I tried to webscrape the table from this website "https://racing.hkjc.com/racing/information/English/Jockey/JockeyRanking.aspx" onto an excel sheet with beautifulsoup and pandas. This is my code.

from bs4 import BeautifulSoup
import pandas as pd

# Send a GET request to the URL
url = "https://racing.hkjc.com/racing/information/English/Jockey/JockeyRanking.aspx"
response = requests.get(url)

# Parse the HTML content using BeautifulSoup
soup = BeautifulSoup(response.content, "html.parser")

# Find the table element and extract the data
table = soup.find("table", {"class": "table_bd "})
if table is None:
    print("Table not found.")
else:
    df = pd.read_html(str(table))[0]
    # Save the data to an Excel spreadsheet
    df.to_excel("hkjc.xlsx", index=False)

For some reason, It prints "table not found", but there is clearly a table on this website.

Can someone let me know why this is happening please, and how the code can be changed for this issue to be fixed?

Asked By: Nicholas Chan

||

Answers:

The issue might be due to the fact that the class name of the table you are trying to extract is "table_bd " with a trailing space. Try removing the trailing space in your find method

Like so

table = soup.find("table", {"class": "table_bd"})
Answered By: sketchtheme

You can use playwright to scrape the content since requests won’t be enough to get the table data. The HTML parsing can still be handled by the BeautifulSoup though.

import pandas as pd
from bs4 import BeautifulSoup
from playwright.sync_api import sync_playwright

url = "https://racing.hkjc.com/racing/information/English/Jockey/JockeyRanking.aspx"

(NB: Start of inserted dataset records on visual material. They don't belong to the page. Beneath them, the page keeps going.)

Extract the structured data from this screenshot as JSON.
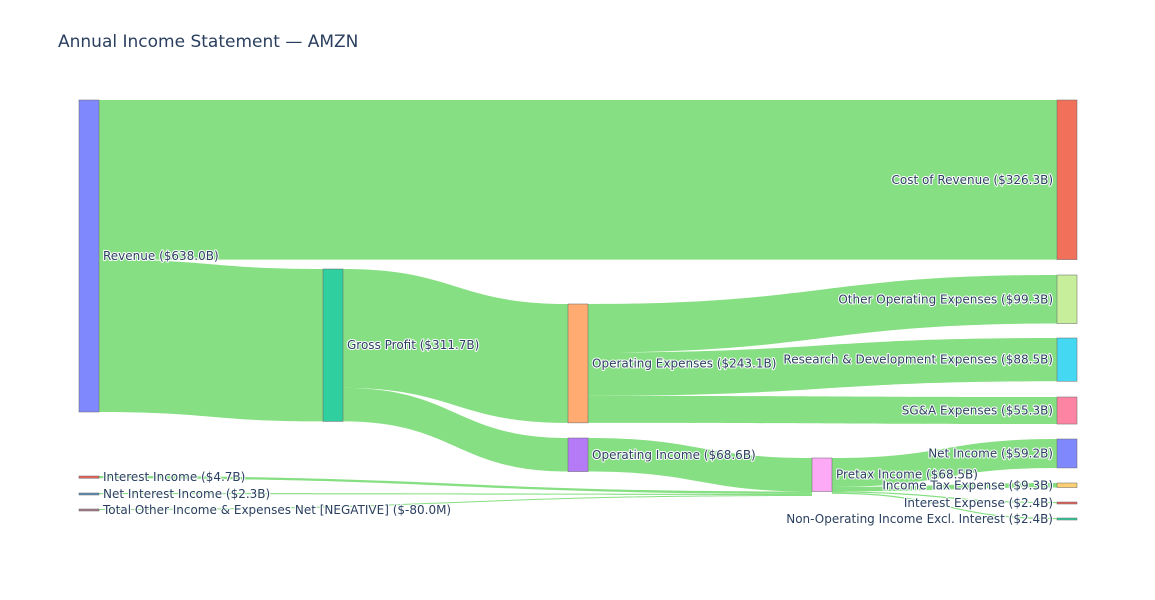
{
  "chart_data": {
    "type": "sankey",
    "title": "Annual Income Statement — AMZN",
    "link_color": "#86df82",
    "nodes": [
      {
        "id": "revenue",
        "label": "Revenue ($638.0B)",
        "value": 638.0,
        "color": "#8088fe"
      },
      {
        "id": "gross_profit",
        "label": "Gross Profit ($311.7B)",
        "value": 311.7,
        "color": "#2fcf9f"
      },
      {
        "id": "cost_of_revenue",
        "label": "Cost of Revenue ($326.3B)",
        "value": 326.3,
        "color": "#f0705a"
      },
      {
        "id": "operating_expenses",
        "label": "Operating Expenses ($243.1B)",
        "value": 243.1,
        "color": "#ffab72"
      },
      {
        "id": "operating_income",
        "label": "Operating Income ($68.6B)",
        "value": 68.6,
        "color": "#b57bf7"
      },
      {
        "id": "other_operating_expenses",
        "label": "Other Operating Expenses ($99.3B)",
        "value": 99.3,
        "color": "#c7ee9a"
      },
      {
        "id": "research_development",
        "label": "Research & Development Expenses ($88.5B)",
        "value": 88.5,
        "color": "#45d8f2"
      },
      {
        "id": "sga_expenses",
        "label": "SG&A Expenses ($55.3B)",
        "value": 55.3,
        "color": "#fe84a3"
      },
      {
        "id": "pretax_income",
        "label": "Pretax Income ($68.5B)",
        "value": 68.5,
        "color": "#fdaaf6"
      },
      {
        "id": "net_income",
        "label": "Net Income ($59.2B)",
        "value": 59.2,
        "color": "#8088fe"
      },
      {
        "id": "income_tax_expense",
        "label": "Income Tax Expense ($9.3B)",
        "value": 9.3,
        "color": "#fcd072"
      },
      {
        "id": "interest_expense",
        "label": "Interest Expense ($2.4B)",
        "value": 2.4,
        "color": "#e8605a"
      },
      {
        "id": "non_operating_income",
        "label": "Non-Operating Income Excl. Interest ($2.4B)",
        "value": 2.4,
        "color": "#2fcf9f"
      },
      {
        "id": "interest_income",
        "label": "Interest Income ($4.7B)",
        "value": 4.7,
        "color": "#e8605a"
      },
      {
        "id": "net_interest_income",
        "label": "Net Interest Income ($2.3B)",
        "value": 2.3,
        "color": "#5a8fb8"
      },
      {
        "id": "total_other_income",
        "label": "Total Other Income & Expenses Net [NEGATIVE] ($-80.0M)",
        "value": 0.08,
        "color": "#a87a8a"
      }
    ],
    "links": [
      {
        "source": "revenue",
        "target": "cost_of_revenue",
        "value": 326.3
      },
      {
        "source": "revenue",
        "target": "gross_profit",
        "value": 311.7
      },
      {
        "source": "gross_profit",
        "target": "operating_expenses",
        "value": 243.1
      },
      {
        "source": "gross_profit",
        "target": "operating_income",
        "value": 68.6
      },
      {
        "source": "operating_expenses",
        "target": "other_operating_expenses",
        "value": 99.3
      },
      {
        "source": "operating_expenses",
        "target": "research_development",
        "value": 88.5
      },
      {
        "source": "operating_expenses",
        "target": "sga_expenses",
        "value": 55.3
      },
      {
        "source": "operating_income",
        "target": "pretax_income",
        "value": 68.6
      },
      {
        "source": "interest_income",
        "target": "pretax_income",
        "value": 4.7
      },
      {
        "source": "net_interest_income",
        "target": "pretax_income",
        "value": 2.3
      },
      {
        "source": "total_other_income",
        "target": "pretax_income",
        "value": 0.08
      },
      {
        "source": "pretax_income",
        "target": "net_income",
        "value": 59.2
      },
      {
        "source": "pretax_income",
        "target": "income_tax_expense",
        "value": 9.3
      },
      {
        "source": "pretax_income",
        "target": "interest_expense",
        "value": 2.4
      },
      {
        "source": "pretax_income",
        "target": "non_operating_income",
        "value": 2.4
      }
    ]
  }
}
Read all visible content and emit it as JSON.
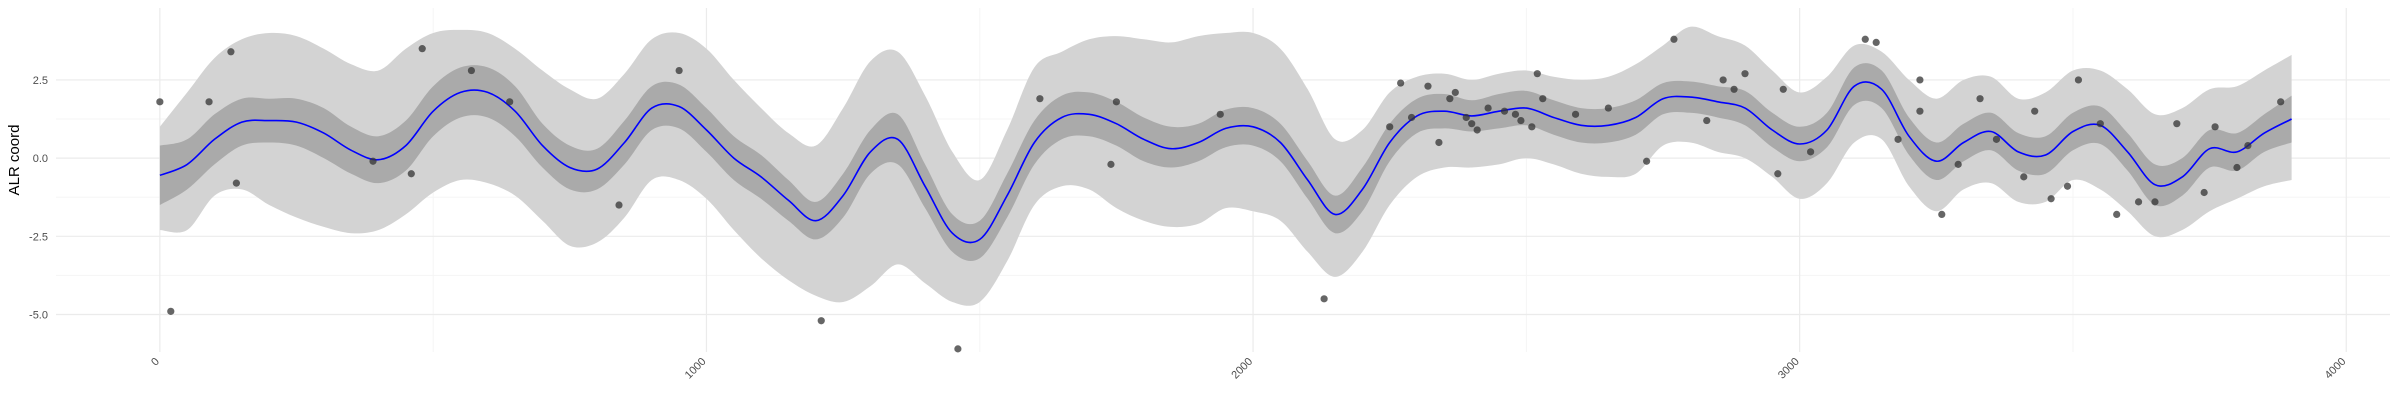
{
  "chart_data": {
    "type": "line",
    "title": "",
    "xlabel": "",
    "ylabel": "ALR coord",
    "xlim": [
      -190,
      4080
    ],
    "ylim": [
      -6.2,
      4.8
    ],
    "x_ticks": [
      0,
      1000,
      2000,
      3000,
      4000
    ],
    "x_tick_labels": [
      "0",
      "1000",
      "2000",
      "3000",
      "4000"
    ],
    "y_ticks": [
      -5.0,
      -2.5,
      0.0,
      2.5
    ],
    "y_tick_labels": [
      "-5.0",
      "-2.5",
      "0.0",
      "2.5"
    ],
    "grid": true,
    "colors": {
      "line": "#0000ff",
      "inner_band": "#aaaaaa",
      "outer_band": "#d3d3d3",
      "points": "#333333",
      "grid_major": "#ebebeb",
      "grid_minor": "#f5f5f5"
    },
    "series": [
      {
        "role": "mean",
        "x": [
          0,
          50,
          100,
          150,
          200,
          250,
          300,
          350,
          400,
          450,
          500,
          550,
          600,
          650,
          700,
          750,
          800,
          850,
          900,
          950,
          1000,
          1050,
          1100,
          1150,
          1200,
          1250,
          1300,
          1350,
          1400,
          1450,
          1500,
          1550,
          1600,
          1650,
          1700,
          1750,
          1800,
          1850,
          1900,
          1950,
          2000,
          2050,
          2100,
          2150,
          2200,
          2250,
          2300,
          2350,
          2400,
          2450,
          2500,
          2550,
          2600,
          2650,
          2700,
          2750,
          2800,
          2850,
          2900,
          2950,
          3000,
          3050,
          3100,
          3150,
          3200,
          3250,
          3300,
          3350,
          3400,
          3450,
          3500,
          3550,
          3600,
          3650,
          3700,
          3750,
          3800,
          3850,
          3900
        ],
        "y": [
          -0.55,
          -0.2,
          0.6,
          1.15,
          1.2,
          1.15,
          0.8,
          0.25,
          -0.05,
          0.4,
          1.5,
          2.1,
          2.1,
          1.5,
          0.4,
          -0.3,
          -0.35,
          0.5,
          1.6,
          1.65,
          0.9,
          0.0,
          -0.6,
          -1.35,
          -2.0,
          -1.2,
          0.2,
          0.6,
          -0.9,
          -2.4,
          -2.6,
          -1.2,
          0.5,
          1.3,
          1.4,
          1.1,
          0.6,
          0.3,
          0.5,
          0.95,
          1.0,
          0.5,
          -0.7,
          -1.8,
          -1.0,
          0.5,
          1.35,
          1.5,
          1.35,
          1.5,
          1.6,
          1.3,
          1.05,
          1.05,
          1.3,
          1.9,
          1.95,
          1.8,
          1.6,
          0.9,
          0.45,
          0.9,
          2.3,
          2.2,
          0.7,
          -0.1,
          0.5,
          0.85,
          0.2,
          0.1,
          0.85,
          1.05,
          0.2,
          -0.85,
          -0.6,
          0.3,
          0.2,
          0.8,
          1.25
        ]
      },
      {
        "role": "inner_band",
        "lower": [
          -1.5,
          -1.0,
          -0.2,
          0.4,
          0.5,
          0.4,
          0.0,
          -0.5,
          -0.8,
          -0.4,
          0.7,
          1.3,
          1.3,
          0.7,
          -0.3,
          -1.0,
          -1.0,
          -0.2,
          0.9,
          0.95,
          0.2,
          -0.7,
          -1.3,
          -2.0,
          -2.6,
          -1.9,
          -0.5,
          -0.2,
          -1.6,
          -3.0,
          -3.2,
          -1.9,
          -0.2,
          0.6,
          0.7,
          0.4,
          -0.1,
          -0.3,
          -0.1,
          0.35,
          0.4,
          -0.1,
          -1.3,
          -2.4,
          -1.7,
          -0.1,
          0.8,
          0.95,
          0.85,
          0.95,
          1.05,
          0.75,
          0.5,
          0.5,
          0.75,
          1.4,
          1.45,
          1.3,
          1.05,
          0.35,
          -0.1,
          0.35,
          1.7,
          1.6,
          0.1,
          -0.7,
          -0.1,
          0.25,
          -0.4,
          -0.5,
          0.25,
          0.45,
          -0.4,
          -1.5,
          -1.2,
          -0.3,
          -0.4,
          0.2,
          0.5
        ],
        "upper": [
          0.4,
          0.6,
          1.4,
          1.9,
          1.9,
          1.9,
          1.6,
          1.0,
          0.7,
          1.2,
          2.3,
          2.9,
          2.9,
          2.3,
          1.1,
          0.4,
          0.3,
          1.2,
          2.3,
          2.35,
          1.6,
          0.7,
          0.1,
          -0.7,
          -1.4,
          -0.5,
          0.9,
          1.4,
          -0.2,
          -1.8,
          -2.0,
          -0.5,
          1.2,
          2.0,
          2.1,
          1.8,
          1.3,
          1.0,
          1.1,
          1.55,
          1.6,
          1.1,
          -0.1,
          -1.2,
          -0.3,
          1.1,
          1.9,
          2.05,
          1.85,
          2.05,
          2.15,
          1.85,
          1.6,
          1.6,
          1.85,
          2.4,
          2.45,
          2.3,
          2.15,
          1.45,
          1.0,
          1.45,
          2.9,
          2.8,
          1.3,
          0.5,
          1.1,
          1.45,
          0.8,
          0.7,
          1.45,
          1.65,
          0.8,
          -0.2,
          0.0,
          0.9,
          0.8,
          1.4,
          2.0
        ]
      },
      {
        "role": "outer_band",
        "lower": [
          -2.3,
          -2.3,
          -1.2,
          -1.0,
          -1.5,
          -1.9,
          -2.2,
          -2.4,
          -2.3,
          -1.8,
          -1.1,
          -0.7,
          -0.8,
          -1.2,
          -2.0,
          -2.8,
          -2.7,
          -1.9,
          -0.7,
          -0.7,
          -1.3,
          -2.3,
          -3.2,
          -3.9,
          -4.4,
          -4.6,
          -4.1,
          -3.4,
          -4.0,
          -4.6,
          -4.6,
          -3.3,
          -1.5,
          -0.9,
          -1.0,
          -1.6,
          -2.0,
          -2.2,
          -2.1,
          -1.6,
          -1.7,
          -2.0,
          -3.0,
          -3.8,
          -3.0,
          -1.5,
          -0.6,
          -0.3,
          -0.3,
          -0.2,
          0.0,
          -0.2,
          -0.5,
          -0.6,
          -0.5,
          0.4,
          0.5,
          0.2,
          0.0,
          -0.6,
          -1.3,
          -0.8,
          0.5,
          0.6,
          -0.9,
          -1.7,
          -1.0,
          -0.8,
          -1.4,
          -1.4,
          -0.7,
          -1.0,
          -1.7,
          -2.5,
          -2.3,
          -1.7,
          -1.3,
          -0.9,
          -0.7
        ],
        "upper": [
          1.0,
          2.1,
          3.2,
          3.8,
          4.0,
          3.9,
          3.5,
          3.0,
          2.8,
          3.5,
          4.0,
          4.1,
          4.0,
          3.5,
          2.8,
          2.2,
          1.9,
          2.7,
          3.8,
          4.0,
          3.5,
          2.5,
          1.6,
          0.8,
          0.4,
          1.6,
          3.1,
          3.4,
          2.0,
          0.2,
          -0.7,
          0.9,
          2.9,
          3.4,
          3.8,
          3.9,
          3.8,
          3.7,
          3.9,
          4.0,
          4.0,
          3.5,
          2.2,
          0.6,
          0.9,
          2.1,
          2.6,
          2.7,
          2.5,
          2.7,
          2.8,
          2.6,
          2.5,
          2.6,
          3.0,
          3.6,
          4.2,
          3.9,
          3.6,
          2.8,
          2.1,
          2.6,
          3.6,
          3.4,
          2.5,
          1.9,
          2.5,
          2.6,
          1.9,
          2.1,
          2.8,
          2.8,
          2.2,
          1.4,
          1.6,
          2.2,
          2.3,
          2.8,
          3.3
        ]
      },
      {
        "role": "observations",
        "points": [
          [
            0,
            1.8
          ],
          [
            20,
            -4.9
          ],
          [
            90,
            1.8
          ],
          [
            130,
            3.4
          ],
          [
            140,
            -0.8
          ],
          [
            390,
            -0.1
          ],
          [
            460,
            -0.5
          ],
          [
            480,
            3.5
          ],
          [
            570,
            2.8
          ],
          [
            640,
            1.8
          ],
          [
            840,
            -1.5
          ],
          [
            950,
            2.8
          ],
          [
            1210,
            -5.2
          ],
          [
            1460,
            -6.1
          ],
          [
            1610,
            1.9
          ],
          [
            1740,
            -0.2
          ],
          [
            1750,
            1.8
          ],
          [
            1940,
            1.4
          ],
          [
            2130,
            -4.5
          ],
          [
            2250,
            1.0
          ],
          [
            2270,
            2.4
          ],
          [
            2290,
            1.3
          ],
          [
            2320,
            2.3
          ],
          [
            2340,
            0.5
          ],
          [
            2360,
            1.9
          ],
          [
            2370,
            2.1
          ],
          [
            2390,
            1.3
          ],
          [
            2400,
            1.1
          ],
          [
            2410,
            0.9
          ],
          [
            2430,
            1.6
          ],
          [
            2460,
            1.5
          ],
          [
            2480,
            1.4
          ],
          [
            2490,
            1.2
          ],
          [
            2510,
            1.0
          ],
          [
            2520,
            2.7
          ],
          [
            2530,
            1.9
          ],
          [
            2590,
            1.4
          ],
          [
            2650,
            1.6
          ],
          [
            2720,
            -0.1
          ],
          [
            2770,
            3.8
          ],
          [
            2830,
            1.2
          ],
          [
            2860,
            2.5
          ],
          [
            2880,
            2.2
          ],
          [
            2900,
            2.7
          ],
          [
            2960,
            -0.5
          ],
          [
            2970,
            2.2
          ],
          [
            3020,
            0.2
          ],
          [
            3120,
            3.8
          ],
          [
            3140,
            3.7
          ],
          [
            3180,
            0.6
          ],
          [
            3220,
            2.5
          ],
          [
            3220,
            1.5
          ],
          [
            3260,
            -1.8
          ],
          [
            3290,
            -0.2
          ],
          [
            3330,
            1.9
          ],
          [
            3360,
            0.6
          ],
          [
            3410,
            -0.6
          ],
          [
            3430,
            1.5
          ],
          [
            3460,
            -1.3
          ],
          [
            3490,
            -0.9
          ],
          [
            3510,
            2.5
          ],
          [
            3550,
            1.1
          ],
          [
            3580,
            -1.8
          ],
          [
            3620,
            -1.4
          ],
          [
            3650,
            -1.4
          ],
          [
            3690,
            1.1
          ],
          [
            3740,
            -1.1
          ],
          [
            3760,
            1.0
          ],
          [
            3800,
            -0.3
          ],
          [
            3820,
            0.4
          ],
          [
            3880,
            1.8
          ]
        ]
      }
    ]
  }
}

with sync_playwright() as pw:
    browser = pw.chromium.launch()
    page = browser.new_page()
    page.goto(url, wait_until="networkidle")
    soup = BeautifulSoup(page.content(), "html.parser")
    table = soup.select_one(".table_bd")

    if table is None:
        print("Table not found.")
    else:
        df = pd.read_html(str(table))[0]
        # Save the data to an Excel spreadsheet
        df.to_excel("hkjc.xlsx", index=True)
Answered By: Joshua